Su éxito fue inmediato y arrollador. Se veían por todas partes, especialmente en las grandes ciudades como Madrid o Barcelona, donde su agilidad para moverse entre el escaso tráfico era una gran ventaja, y su apodo popular, la ‘Zapatilla’, por su forma aplastada y simple, reflejaba el cariño con el que la gente lo adoptó. Ver un biscúter por la calle era ver el retrato de un país que avanzaba con esfuerzo.
LA LLEGADA DEL «COCHE DE VERDAD» QUE LO CAMBIÓ TODO
El reinado del biscúter fue intenso pero breve. A finales de la década de los 50, el horizonte económico de España empezó a cambiar, y con él, los sueños de los españoles, porque la llegada del SEAT 600 en 1957 fue el principio del fin para nuestro protagonista. Aunque más caro, el 600 era un «coche de verdad»: tenía cuatro plazas, puertas metálicas, ventanillas de cristal y, por supuesto, marcha atrás.
La comparación era inevitable y demoledora. El 600 representaba el desarrollismo, una nueva era de prosperidad y modernidad frente a la que el austero biscúter poco podía hacer, ya que las familias que antes aspiraban a una ‘Zapatilla’ ahora ahorraban para tener un 600. Las ventas del microcoche catalán cayeron en picado, y la producción cesó definitivamente a principios de los años 60, apenas una década después de haber nacido.
LA HUELLA IMBORRABLE DE LA ‘ZAPATILLA’
Hoy, ver un biscúter en funcionamiento es una rareza reservada a concentraciones de coches clásicos. Es un objeto de culto para coleccionistas que valoran su historia y su significado, pues este vehículo es un pedazo de la historia de nuestro país sobre ruedas. Representa el ingenio, la capacidad de adaptación y el espíritu de superación de una sociedad que tenía muy poco pero soñaba con mucho.

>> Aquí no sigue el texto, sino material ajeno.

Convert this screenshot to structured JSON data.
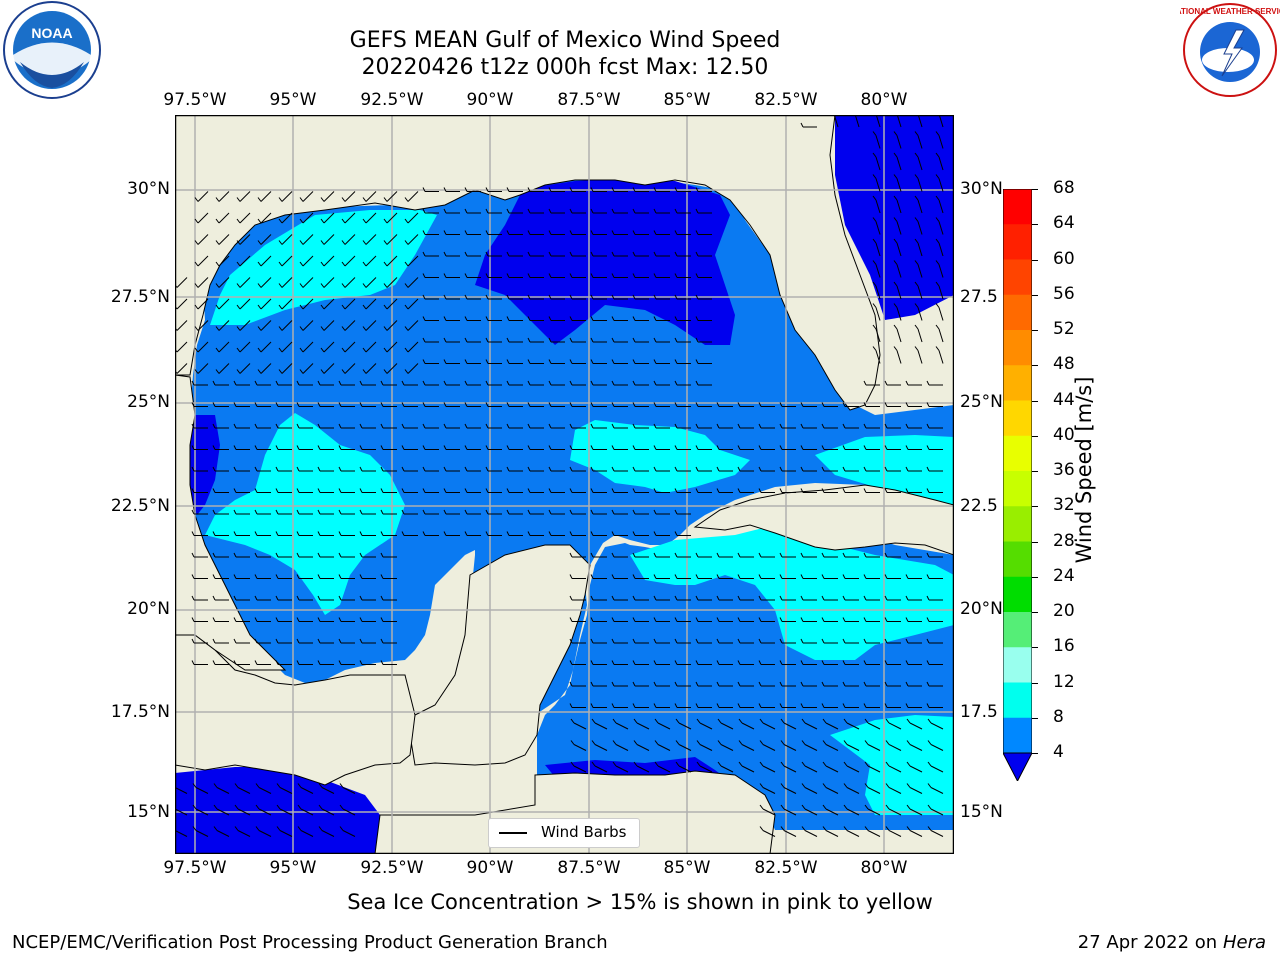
{
  "title": {
    "line1": "GEFS MEAN Gulf of Mexico Wind Speed",
    "line2": "20220426 t12z 000h fcst   Max: 12.50"
  },
  "logos": {
    "left": {
      "name": "NOAA",
      "text": "NOAA"
    },
    "right": {
      "name": "National Weather Service",
      "text": "NATIONAL WEATHER SERVICE"
    }
  },
  "map": {
    "lon_labels": [
      "97.5°W",
      "95°W",
      "92.5°W",
      "90°W",
      "87.5°W",
      "85°W",
      "82.5°W",
      "80°W"
    ],
    "lat_labels_left": [
      "30°N",
      "27.5°N",
      "25°N",
      "22.5°N",
      "20°N",
      "17.5°N",
      "15°N"
    ],
    "lat_labels_right": [
      "30°N",
      "27.5",
      "25°N",
      "22.5",
      "20°N",
      "17.5",
      "15°N"
    ],
    "legend": "Wind Barbs",
    "land_color": "#eeeedd",
    "grid_color": "#b0b0b0"
  },
  "colorbar": {
    "label": "Wind Speed [m/s]",
    "ticks": [
      "68",
      "64",
      "60",
      "56",
      "52",
      "48",
      "44",
      "40",
      "36",
      "32",
      "28",
      "24",
      "20",
      "16",
      "12",
      "8",
      "4"
    ],
    "colors_top_to_bottom": [
      "#ff0000",
      "#ff2000",
      "#ff4400",
      "#ff6a00",
      "#ff8c00",
      "#ffb000",
      "#ffd700",
      "#ffff00",
      "#e8ff00",
      "#c8ff00",
      "#99ee00",
      "#55dd00",
      "#00dd00",
      "#55ee77",
      "#99ffee",
      "#55ffee",
      "#00ffee",
      "#0088ff"
    ],
    "extend_color": "#0000ee"
  },
  "wind_colors": {
    "deep_blue": "#0000ee",
    "blue": "#0a7af2",
    "cyan": "#00ffff",
    "light_cyan": "#55ffff"
  },
  "footer": {
    "sea_ice_note": "Sea Ice Concentration > 15% is shown in pink to yellow",
    "branch": "NCEP/EMC/Verification Post Processing Product Generation Branch",
    "date": "27 Apr 2022 on",
    "host": "Hera"
  }
}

Puede que la tecnología y el progreso lo jubilaran prematuramente, pero su impacto fue inmenso. Abrió el camino, demostró que existía un mercado masivo para la automoción y puso a miles de familias en la carretera por primera vez, y el biscúter fue el modesto trampolín que permitió a España dar el gran salto hacia la motorización de masas. La ‘Zapatilla’ dejó una huella mucho más grande de lo que su pequeño tamaño podría hacer suponer.